Most backup appliances are scale-up. This means that when your infrastructure grows and you need to store more data, or retain data for a longer time, you'll need a larger model and an expensive forklift upgrade. With OpenIO SDS you just add a new node to the cluster and you get additional capacity in a matter of minutes.
Furthermore, thanks to Conscience technology, the nodes can be different from each other, allowing the user to mix different hardware generations and server types.
It's NFS compatible
With OpenIO SDS 18.04, we introduced OIO-FS V2, the new version of our file system connector. This makes it possible to write and read backup data with traditional interfaces, and this new version is much faster improving the speed of access.
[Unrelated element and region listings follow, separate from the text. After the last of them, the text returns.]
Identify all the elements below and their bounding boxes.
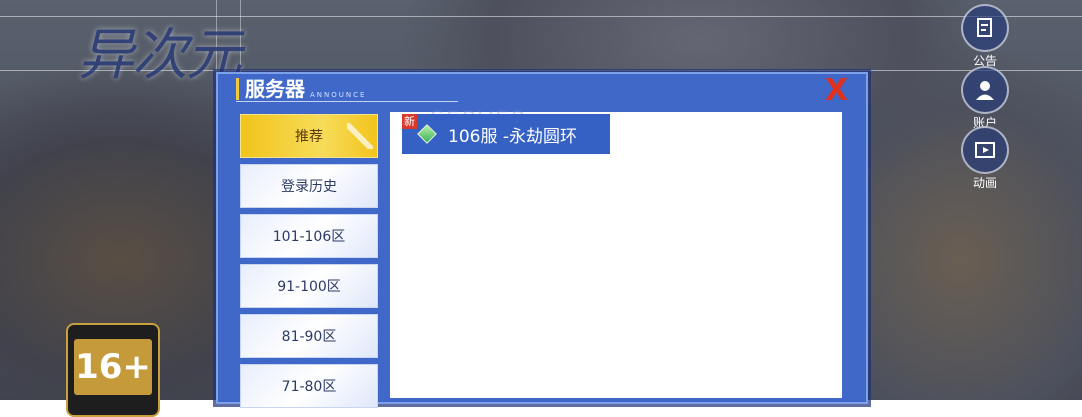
server-entry[interactable]: 新 106服 -永劫圆环 [402,114,610,154]
tab-login-history[interactable]: 登录历史 [240,164,378,208]
account-icon [961,66,1009,114]
notice-button[interactable]: 公告 [960,4,1010,69]
tab-zone-71-80[interactable]: 71-80区 [240,364,378,408]
tab-zone-101-106[interactable]: 101-106区 [240,214,378,258]
server-list: SERVER 新 106服 -永劫圆环 [390,108,842,398]
animation-label: 动画 [972,176,997,190]
account-button[interactable]: 账户 [960,66,1010,131]
age-rating-label: 16+ [74,339,152,395]
title-underline [236,101,458,102]
panel-subtitle: ANNOUNCE [310,91,367,99]
tab-zone-81-90[interactable]: 81-90区 [240,314,378,358]
tab-zone-91-100[interactable]: 91-100区 [240,264,378,308]
gem-icon [417,124,437,144]
server-name: 106服 -永劫圆环 [448,126,577,147]
close-icon[interactable]: X [825,76,848,106]
panel-title: 服务器 [236,78,305,100]
notice-icon [961,4,1009,52]
server-panel: 服务器 ANNOUNCE X 推荐 登录历史 101-106区 91-100区 … [216,72,868,408]
animation-icon [961,126,1009,174]
age-rating-badge: 16+ [66,323,160,417]
new-badge: 新 [402,114,417,129]
tab-recommended[interactable]: 推荐 [240,114,378,158]
animation-button[interactable]: 动画 [960,126,1010,191]
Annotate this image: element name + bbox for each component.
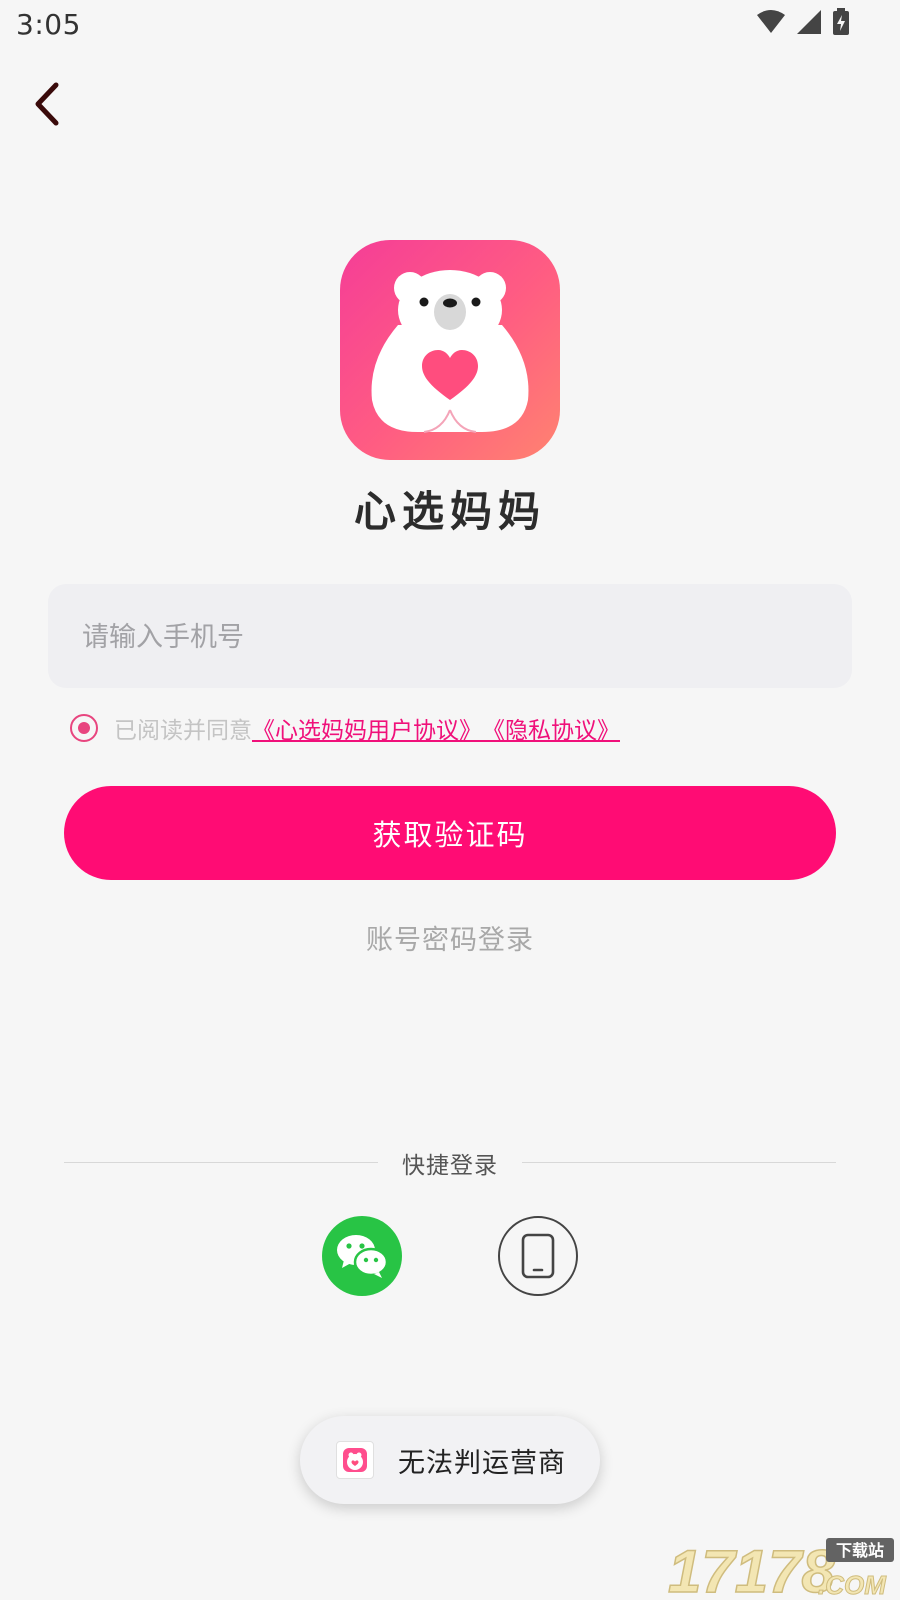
agreement-prefix-text: 已阅读并同意 [114, 718, 252, 744]
polar-bear-heart-logo [371, 270, 529, 433]
quick-login-divider-right [522, 1162, 836, 1163]
app-icon-small [336, 1441, 374, 1479]
toast-text: 无法判运营商 [398, 1447, 566, 1479]
toast-message: 无法判运营商 [300, 1416, 600, 1504]
app-logo [340, 240, 560, 460]
cellular-signal-icon [797, 10, 821, 34]
agreement-radio-checked-dot [78, 722, 90, 734]
app-name: 心选妈妈 [353, 487, 546, 536]
password-login-link[interactable]: 账号密码登录 [0, 918, 900, 957]
phone-input-container [48, 584, 852, 690]
status-time: 3:05 [16, 8, 81, 41]
chevron-left-icon [35, 82, 59, 126]
user-agreement-link[interactable]: 《心选妈妈用户协议》 [252, 711, 482, 745]
phone-number-input[interactable] [80, 584, 824, 690]
watermark-logo: 17178 下载站 .COM [668, 1537, 894, 1598]
wechat-login-button[interactable] [322, 1216, 402, 1296]
watermark-sub-top-text: 下载站 [836, 1541, 884, 1560]
back-button[interactable] [20, 74, 74, 134]
quick-login-label: 快捷登录 [402, 1153, 498, 1179]
mobile-phone-icon [521, 1233, 555, 1279]
wifi-icon [757, 10, 785, 33]
watermark-sub-bottom-text: .COM [818, 1570, 887, 1598]
login-screen: 3:05 心选妈妈 请输入手机号 已阅读并同意 《心选妈妈用户协议》 《隐私协议… [0, 0, 900, 1600]
battery-charging-icon [833, 8, 849, 35]
privacy-agreement-link[interactable]: 《隐私协议》 [482, 711, 620, 745]
agreement-row: 已阅读并同意 《心选妈妈用户协议》 《隐私协议》 [70, 710, 620, 746]
agreement-radio[interactable] [70, 714, 98, 742]
watermark-main-text: 17178 [668, 1538, 835, 1598]
phone-quick-login-button[interactable] [498, 1216, 578, 1296]
wechat-icon [337, 1235, 389, 1278]
get-verification-code-button[interactable]: 获取验证码 [64, 786, 836, 880]
status-bar: 3:05 [0, 0, 900, 52]
status-icons [756, 8, 850, 36]
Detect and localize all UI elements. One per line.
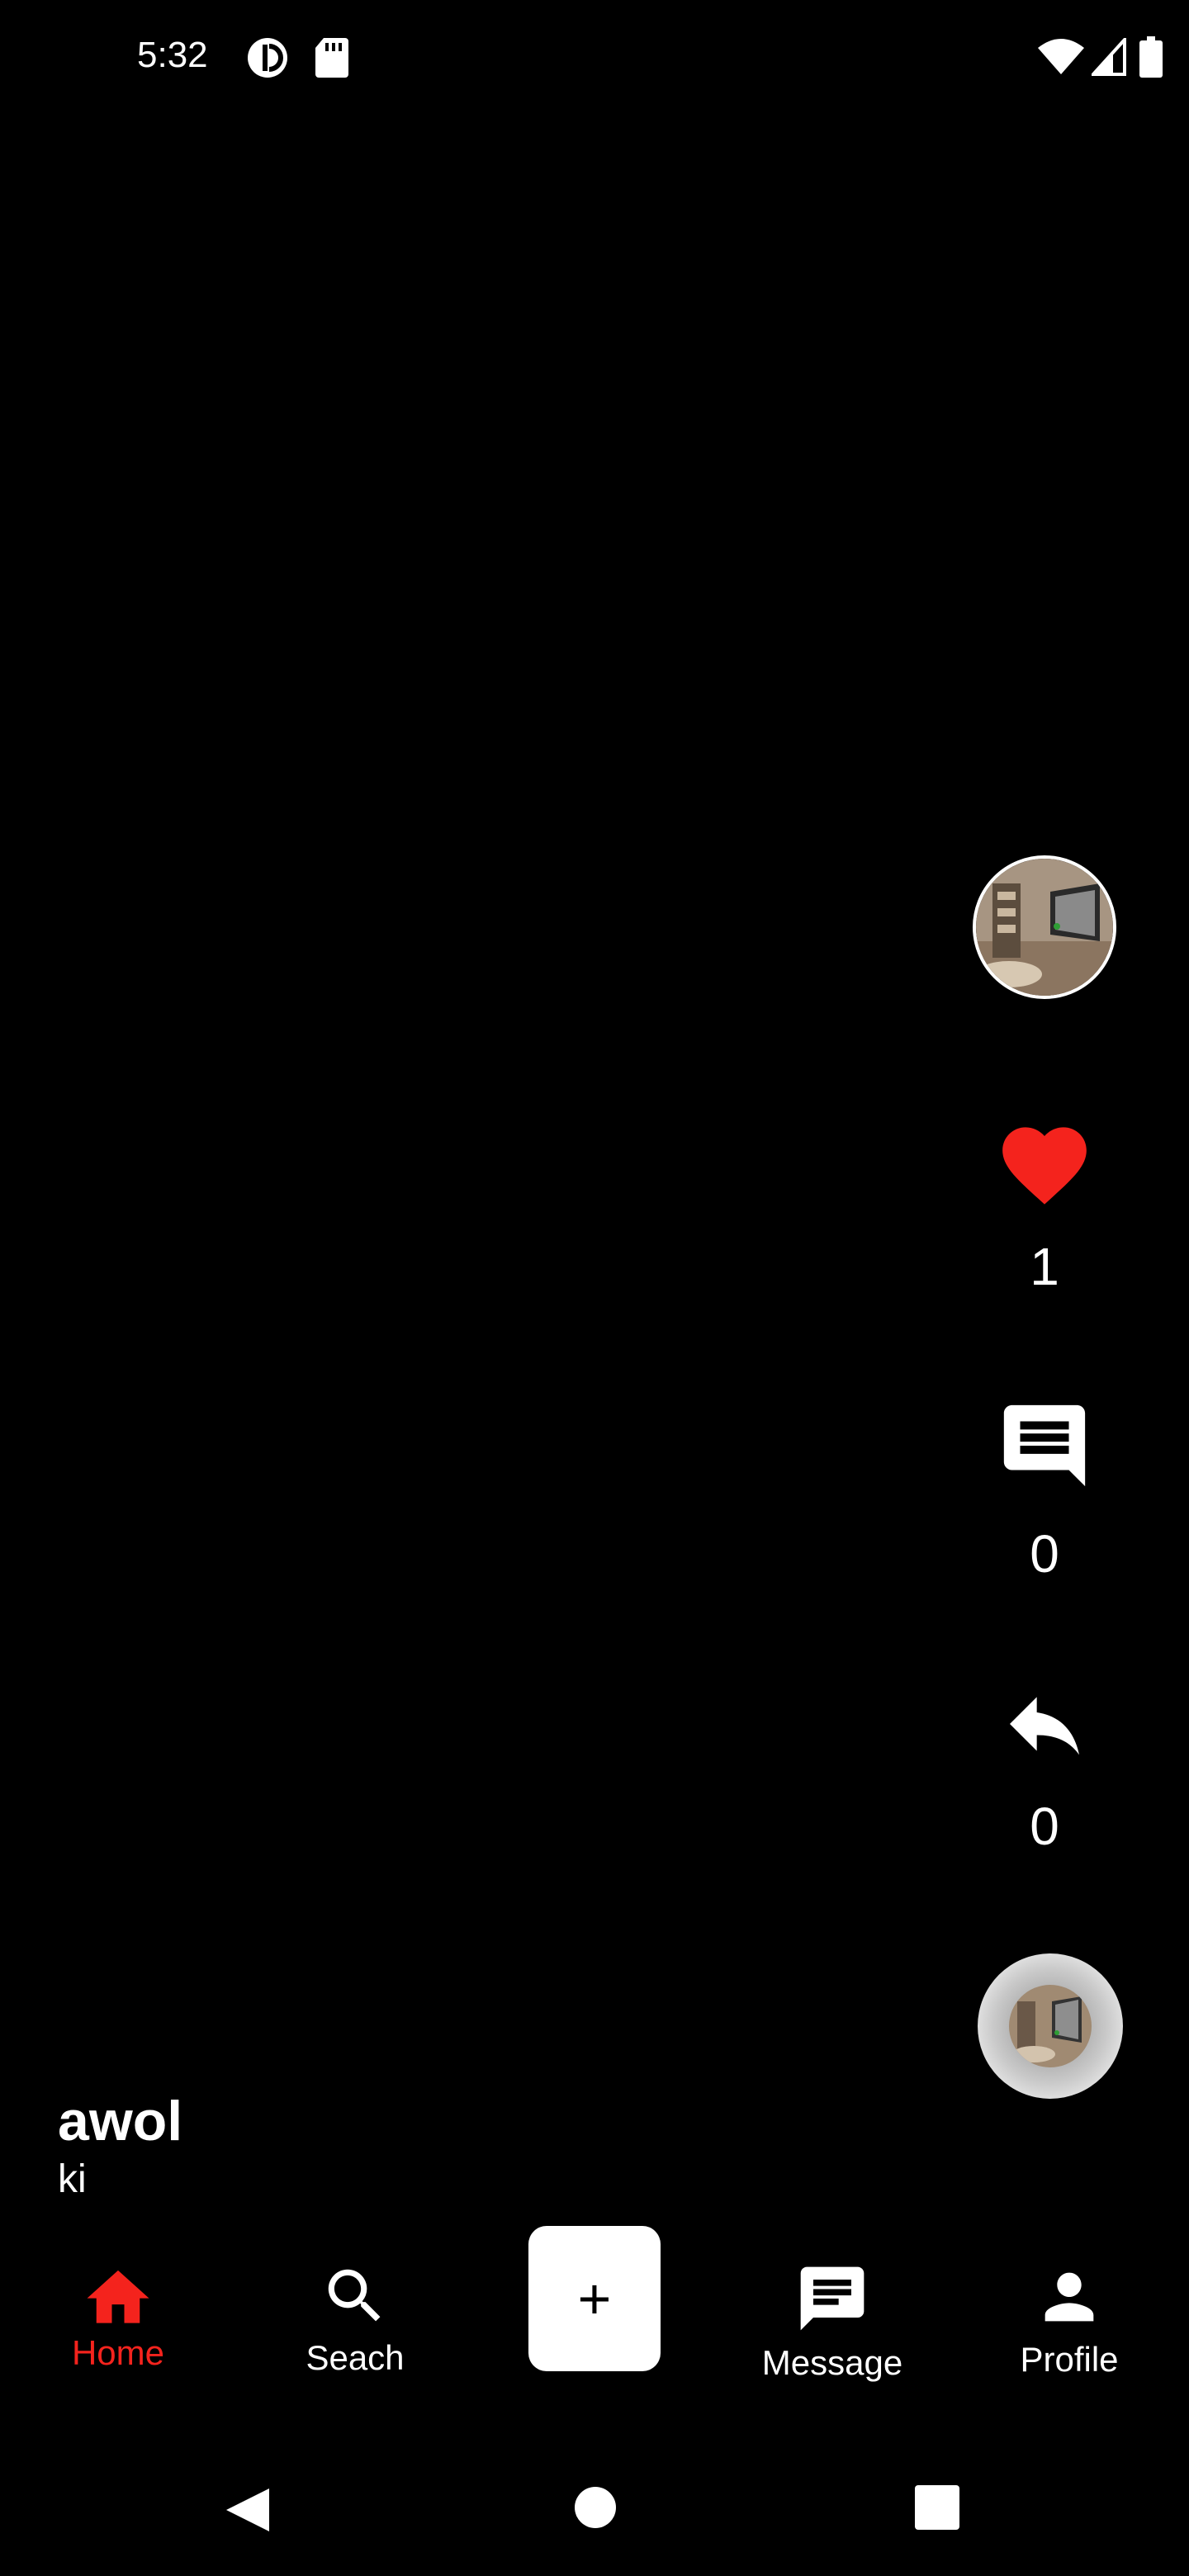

Even if your backup software doesn't support S3 as a primary target, OpenIO SDS has you covered.
It's screaming fast
We’ve demonstrated the performance of OpenIO SDS several times, and now, with OIO-FS, the file system interface is fast too. You can easily reach very high throughputs for faster backups and recoveries. And even more important is that, with OpenIO SDS, when you add a new node for additional capacity you get the improved performance there as well, immediately.
Depending on user needs, OpenIO SDS can be configured to support geo-distributed erasure coding or remote replication. This improves data recovery in case of disasters by storing copies of data in remote sites.
Backup is one of the many workloads you can run concurrently on OpenIO SDS. Because of its characteristics of mutli-tenancy, you can reserve resources for backups or share them with other applications. If you think of object storage as a single back-end infrastructure for all your secondary data needs, $/GB is improved further, as are performance and infrastructure manageability.
You can start with the free version of OpenIO SDS and build a backup repository in minutes. Then you can get access to our support subscriptions and OIO-FS later and get even more out of it!
OpenIO SDS has several advantages when compared to other backup targets, especially if you look at a solution that can last for the long term and can be the base for a variety of capacity-driven workloads.